One thing I noticed right away was at the beginning of the book.  A page full of symbols, representing what I gathered were elements of a professional kitchen.

Graphic Chart from El Practico

This page immediately reminded me of something I saw in A Day at elBulli: a set of symbols used to classify different product families of ingredients.

elBulli Graphic Chart

Could have this system received its original inspiration from the pages of El Practico?  I do not know, but the similarities are striking.

So there I was, holding Ferran Adria’s prized cookbook in my hands, the cookbook that inspired him to become a better cook, to become the best cook. I flipped through the pages.  A cornucopia of culinary knowledge.

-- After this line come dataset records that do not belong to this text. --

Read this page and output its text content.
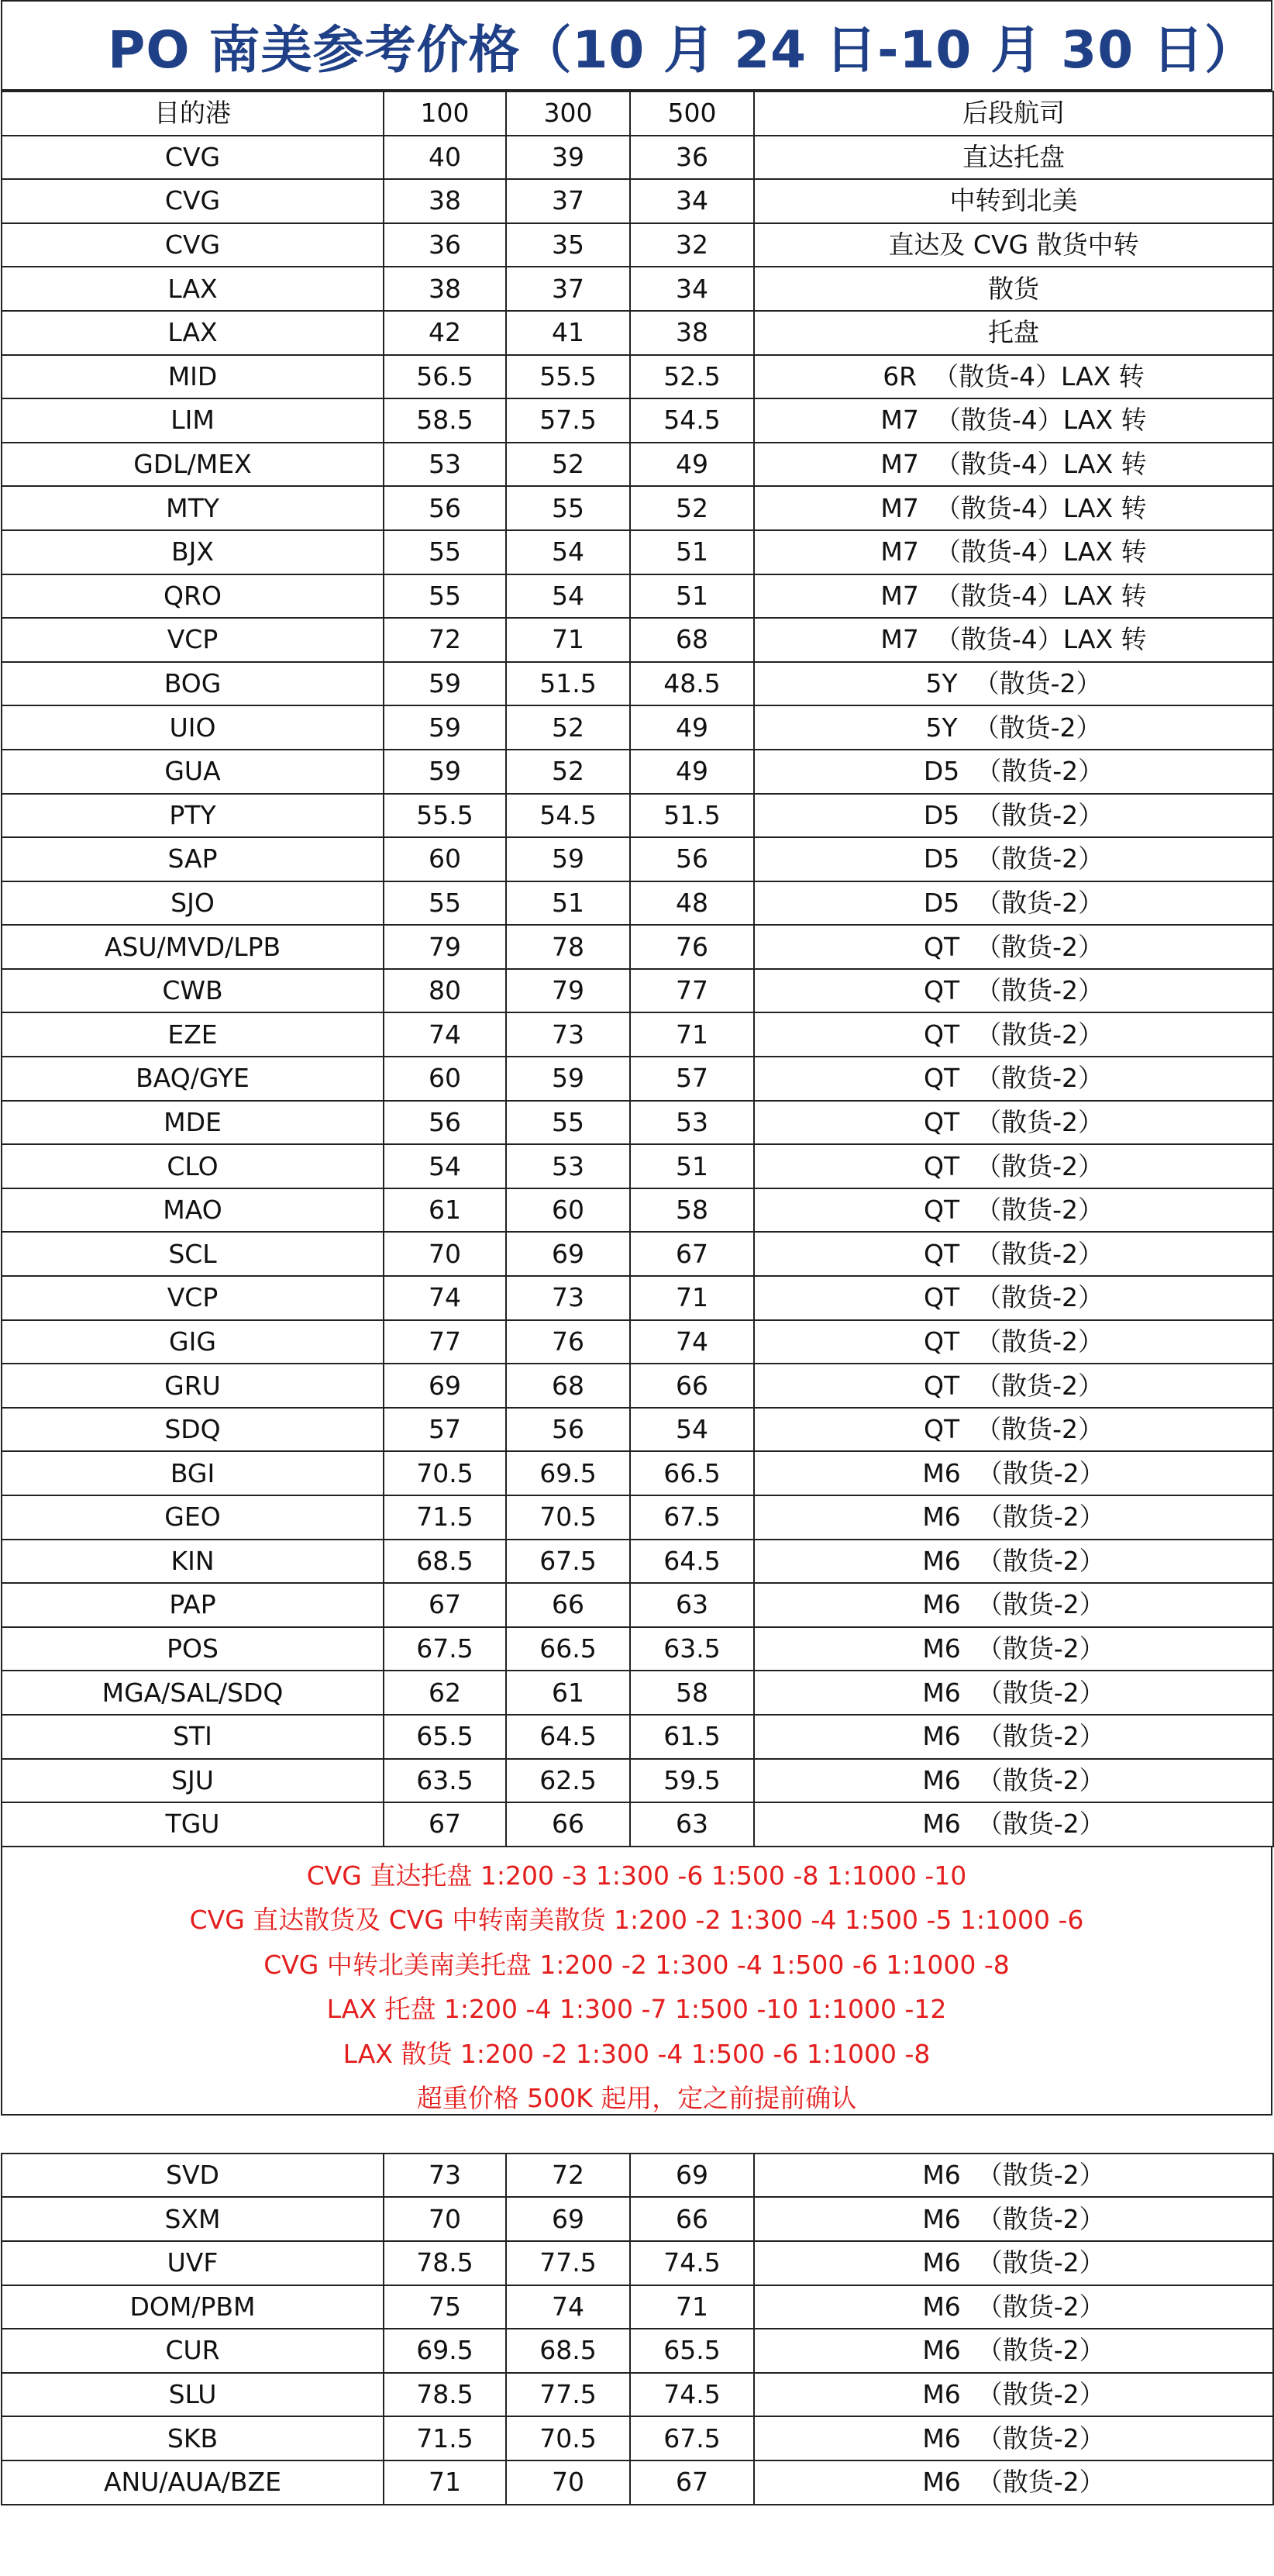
PO 南美参考价格（10 月 24 日-10 月 30 日）
目的港	100	300	500	后段航司
CVG	40	39	36	直达托盘
CVG	38	37	34	中转到北美
CVG	36	35	32	直达及 CVG 散货中转
LAX	38	37	34	散货
LAX	42	41	38	托盘
MID	56.5	55.5	52.5	6R  （散货-4）LAX 转
LIM	58.5	57.5	54.5	M7  （散货-4）LAX 转
GDL/MEX	53	52	49	M7  （散货-4）LAX 转
MTY	56	55	52	M7  （散货-4）LAX 转
BJX	55	54	51	M7  （散货-4）LAX 转
QRO	55	54	51	M7  （散货-4）LAX 转
VCP	72	71	68	M7  （散货-4）LAX 转
BOG	59	51.5	48.5	5Y  （散货-2）
UIO	59	52	49	5Y  （散货-2）
GUA	59	52	49	D5  （散货-2）
PTY	55.5	54.5	51.5	D5  （散货-2）
SAP	60	59	56	D5  （散货-2）
SJO	55	51	48	D5  （散货-2）
ASU/MVD/LPB	79	78	76	QT  （散货-2）
CWB	80	79	77	QT  （散货-2）
EZE	74	73	71	QT  （散货-2）
BAQ/GYE	60	59	57	QT  （散货-2）
MDE	56	55	53	QT  （散货-2）
CLO	54	53	51	QT  （散货-2）
MAO	61	60	58	QT  （散货-2）
SCL	70	69	67	QT  （散货-2）
VCP	74	73	71	QT  （散货-2）
GIG	77	76	74	QT  （散货-2）
GRU	69	68	66	QT  （散货-2）
SDQ	57	56	54	QT  （散货-2）
BGI	70.5	69.5	66.5	M6  （散货-2）
GEO	71.5	70.5	67.5	M6  （散货-2）
KIN	68.5	67.5	64.5	M6  （散货-2）
PAP	67	66	63	M6  （散货-2）
POS	67.5	66.5	63.5	M6  （散货-2）
MGA/SAL/SDQ	62	61	58	M6  （散货-2）
STI	65.5	64.5	61.5	M6  （散货-2）
SJU	63.5	62.5	59.5	M6  （散货-2）
TGU	67	66	63	M6  （散货-2）
CVG 直达托盘 1:200 -3 1:300 -6 1:500 -8 1:1000 -10
CVG 直达散货及 CVG 中转南美散货 1:200 -2 1:300 -4 1:500 -5 1:1000 -6
CVG 中转北美南美托盘 1:200 -2 1:300 -4 1:500 -6 1:1000 -8
LAX 托盘 1:200 -4 1:300 -7 1:500 -10 1:1000 -12
LAX 散货 1:200 -2 1:300 -4 1:500 -6 1:1000 -8
超重价格 500K 起用，定之前提前确认
SVD	73	72	69	M6  （散货-2）
SXM	70	69	66	M6  （散货-2）
UVF	78.5	77.5	74.5	M6  （散货-2）
DOM/PBM	75	74	71	M6  （散货-2）
CUR	69.5	68.5	65.5	M6  （散货-2）
SLU	78.5	77.5	74.5	M6  （散货-2）
SKB	71.5	70.5	67.5	M6  （散货-2）
ANU/AUA/BZE	71	70	67	M6  （散货-2）
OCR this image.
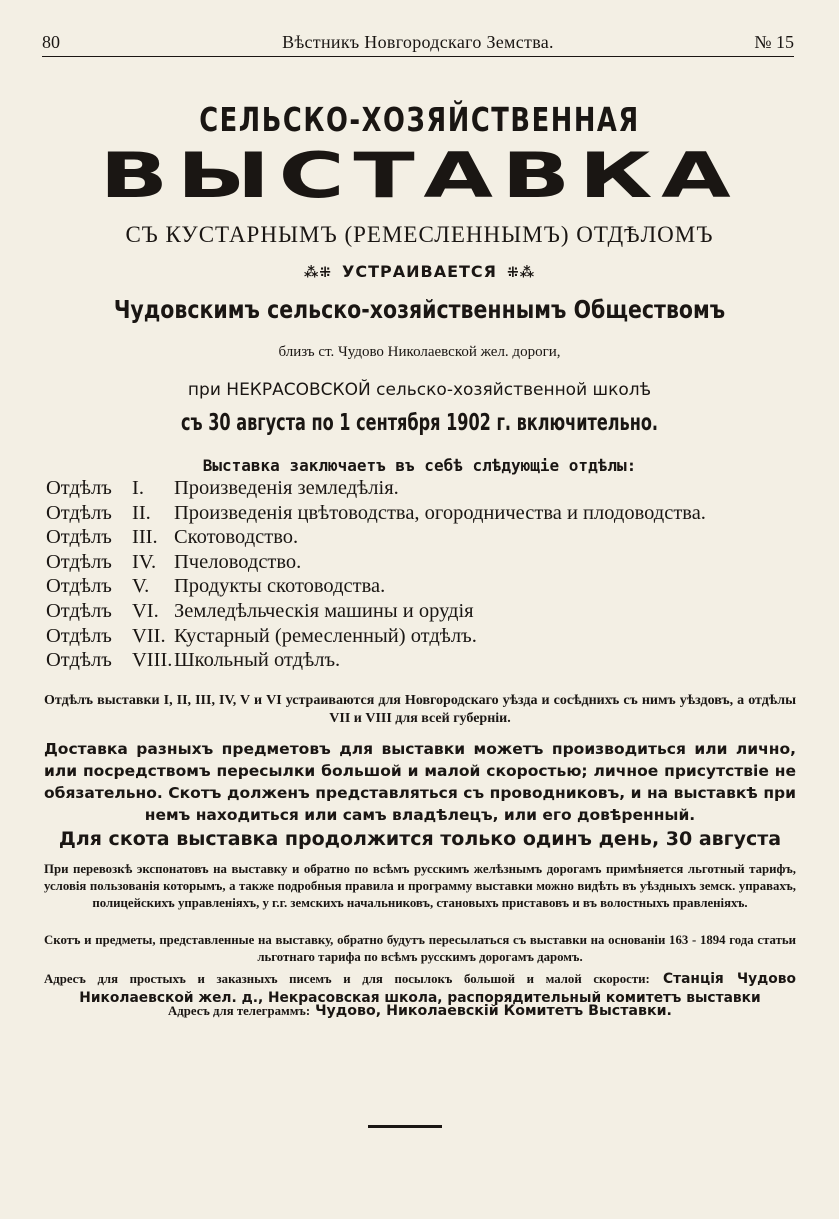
80	Вѣстникъ Новгородскаго Земства.	№ 15
СЕЛЬСКО-ХОЗЯЙСТВЕННАЯ
ВЫСТАВКА
СЪ КУСТАРНЫМЪ (РЕМЕСЛЕННЫМЪ) ОТДѢЛОМЪ
⁂⁜ УСТРАИВАЕТСЯ ⁜⁂
Чудовскимъ сельско-хозяйственнымъ Обществомъ
близъ ст. Чудово Николаевской жел. дороги,
при НЕКРАСОВСКОЙ сельско-хозяйственной школѣ
съ 30 августа по 1 сентября 1902 г. включительно.
Выставка заключаетъ въ себѣ слѣдующіе отдѣлы:
Отдѣлъ I. Произведенія земледѣлія.
Отдѣлъ II. Произведенія цвѣтоводства, огородничества и плодоводства.
Отдѣлъ III. Скотоводство.
Отдѣлъ IV. Пчеловодство.
Отдѣлъ V. Продукты скотоводства.
Отдѣлъ VI. Земледѣльческія машины и орудія
Отдѣлъ VII. Кустарный (ремесленный) отдѣлъ.
Отдѣлъ VIII.Школьный отдѣлъ.
Отдѣлъ выставки I, II, III, IV, V и VI устраиваются для Новгородскаго уѣзда и сосѣднихъ съ нимъ уѣздовъ, а отдѣлы VII и VIII для всей губерніи.
Доставка разныхъ предметовъ для выставки можетъ производиться или лично, или посредствомъ пересылки большой и малой скоростью; личное присутствіе не обязательно. Скотъ долженъ представляться съ проводниковъ, и на выставкѣ при немъ находиться или самъ владѣлецъ, или его довѣренный.
Для скота выставка продолжится только одинъ день, 30 августа
При перевозкѣ экспонатовъ на выставку и обратно по всѣмъ русскимъ желѣзнымъ дорогамъ примѣняется льготный тарифъ, условія пользованія которымъ, а также подробныя правила и программу выставки можно видѣть въ уѣздныхъ земск. управахъ, полицейскихъ управленіяхъ, у г.г. земскихъ начальниковъ, становыхъ приставовъ и въ волостныхъ правленіяхъ.
Скотъ и предметы, представленные на выставку, обратно будутъ пересылаться съ выставки на основаніи 163 - 1894 года статьи льготнаго тарифа по всѣмъ русскимъ дорогамъ даромъ.
Адресъ для простыхъ и заказныхъ писемъ и для посылокъ большой и малой скорости: Станція Чудово Николаевской жел. д., Некрасовская школа, распорядительный комитетъ выставки
Адресъ для телеграммъ: Чудово, Николаевскій Комитетъ Выставки.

If only I could read Spanish fluently.

I knew ‘potato’ was patatas in Spanish, so I looked it up in the book’s index, and flipped to page 449, where they had five and a half pages of short recipes for potato dishes.  117 dishes, to be exact.  Which was the stew?  I found that caldo means ‘broth’, so I read and re-read all 117 dishes looking for the word caldo.  I found three: Lard, Paysanne, and Savoyarde.  The only one that had meat in it was Lard, which had bacon.  OK, bacon – kind of like jamón serrano, I thought.  It’s not flank steak, but it’s close.  Perhaps this was his first dish.  But it seemed less like soup and more like a potato side dish.  Maybe I was looking in the wrong section.  So I turned to Sopas, or ‘Soups’.  Once again, as far as I could tell, no luck.

Next I turned to my Spanish speaking friends and asked what they would call Potato Stew with Flank Steak. Perhaps it was cocido, consome, or caldo. Maybe for meat they used churrasco, bistec, or filete.  Look for estofado or guiso. It could be in French: ragoût de pommes de terre or pot au feu.  And so I kept ‘reading’, searching for a recipe that would have all the elements I was looking for: potatoes, stew, and flank steak.

Ferran was right – a lot of the dishes in El Practico are French (and published in Buenos Aires by the way, so not really a Spanish cookbook at all).  I came up with an idea: I could use my copy of Larousse Gastronomique to read the French recipes to see if they were what I was looking for.  Finally, on page 323, I found a meat dish that could be served as a stew, which contained potatoes: Navarin.  Navarin is a French ragoût (or stew) of lamb or mutton.  I figured he could have substituted flank steak for lamb.  It didn’t have to perfect – it was for a staff meal after all, right?  It must be it.

From Spanish To English To Food

The Recipe

El Practico was first published in 1928, so the recipes reflect that: no measurements or steps, just short conversational sentences on how to put it all together.  A good set up for a dishwasher making his first stew, as it allows a lot of leeway. I translated the recipe with the help of Google and my meager Spanish cooking vocabulary.

Pedazos de pecho, paleta, etc. de cordero o carnero.  Sazonar con pimienta y sal. Saltear a la grasa de cerdo.  Escurrir.  Deglacer al vino blanco.

Brisket pieces, chuck, etc. lamb or mutton. Season with pepper and salt. Saute the pork fat. Drain. Deglaze with white wine.

Pork fat.  For most people, that would entail some research to find and purchase.  I, however, live right next to an Asian grocery store.  I knew, having never bought it before, that they would have it.  Sure enough, they did.  So I began cooking it up.

Pork Fat

Next came sauteed onions, the flank steak, potatoes and a bouquet garni (what else could give it away as a French dish?).  I also added pearl onions, turnips and carrots.  No need to follow it to the letter.  I mean, I’m just cooking a staff meal.

After it cooked for a while, I removed all the meat and vegetables to another dish, reduced the stock, and added it back to let it simmer a while longer.  And soon I had a potato stew with flank steak.  Ferran Adria’s first dish.

What I learned was his cooking, like most all Western chefs, is informed by French techniques. Having spherified coffee, root beer and melon juice earlier this year, it was enlightening to return to Ferran Adria’s roots, and see, like all artists, that he began with the basics, and it is from that foundation that he has launched his culinary innovations.

And that foundation, I might add, is pretty tasty.